My example: Bournemouth played Hull at home in the eighth gameweek, and it was pretty clear that we could expect enormous fantasy potential not only from attacking players but from defenders as well. Many opted for Adam Smith, who managed to collect 1 goal and 1 assist by that time, but I kept in mind superb goalscoring record of Charlie Daniels last season and brought him in. Goal, assist, two bonus points and 13 overall points even without clean sheet were an excellent return from the Englishman.

8. Intuition and risk

Finally, you can’t underestimate the value of intuition and risk. You’ll find it very hard to win big money without at least one risky decision in your team (at least before you start playing at higher buy-ins with lesser competition). If you watched games, made the necessary research and have a gut feeling that is worth the risk, it makes sense to gamble.

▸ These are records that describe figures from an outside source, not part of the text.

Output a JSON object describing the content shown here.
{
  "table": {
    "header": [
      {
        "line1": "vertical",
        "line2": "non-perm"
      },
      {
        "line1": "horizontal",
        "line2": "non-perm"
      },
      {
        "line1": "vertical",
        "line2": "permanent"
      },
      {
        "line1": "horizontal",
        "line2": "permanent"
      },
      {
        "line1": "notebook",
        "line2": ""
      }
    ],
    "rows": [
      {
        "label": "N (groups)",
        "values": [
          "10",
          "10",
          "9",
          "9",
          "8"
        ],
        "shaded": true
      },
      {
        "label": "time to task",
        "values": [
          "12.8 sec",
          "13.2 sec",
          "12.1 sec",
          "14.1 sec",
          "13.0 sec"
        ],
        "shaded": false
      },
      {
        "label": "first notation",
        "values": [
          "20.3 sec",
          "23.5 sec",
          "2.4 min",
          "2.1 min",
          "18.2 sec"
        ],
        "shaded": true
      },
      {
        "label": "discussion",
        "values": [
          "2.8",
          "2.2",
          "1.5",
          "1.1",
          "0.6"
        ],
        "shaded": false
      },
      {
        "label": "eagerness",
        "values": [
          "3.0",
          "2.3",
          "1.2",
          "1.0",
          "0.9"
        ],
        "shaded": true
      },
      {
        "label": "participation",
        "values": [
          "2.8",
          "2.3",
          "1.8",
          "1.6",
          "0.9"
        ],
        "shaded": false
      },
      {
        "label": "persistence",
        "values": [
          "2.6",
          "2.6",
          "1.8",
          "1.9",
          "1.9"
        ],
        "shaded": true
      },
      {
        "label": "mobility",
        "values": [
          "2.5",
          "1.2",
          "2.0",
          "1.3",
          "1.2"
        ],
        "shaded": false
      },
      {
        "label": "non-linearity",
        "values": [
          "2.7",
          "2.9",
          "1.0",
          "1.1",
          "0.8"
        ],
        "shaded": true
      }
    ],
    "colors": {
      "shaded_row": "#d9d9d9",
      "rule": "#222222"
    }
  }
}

My example: very few people believed that Negredo, who went into the shadows and lost in confidence in recent years, will be off to a great start with Middleborough. However, I remembered his first month at Manchester City (two goals in three games), and I had a gut feeling that playing against Stoke at home was a great opportunity to replicate that start. Negredo scored, collected three bonus points and brought me 9 overall points, but what was more important, those were the points that others lacked.

Conclusion

As you can see, fantasy football can be much more diverse and versatile than it seems to be. Distribution of the prize pool is often decided by a few points that you can get through unusual decisions, drawing attention to the nuances your competitors won’t think about. Each of the approaches described above has already helped me this season. Perhaps, now they will help you.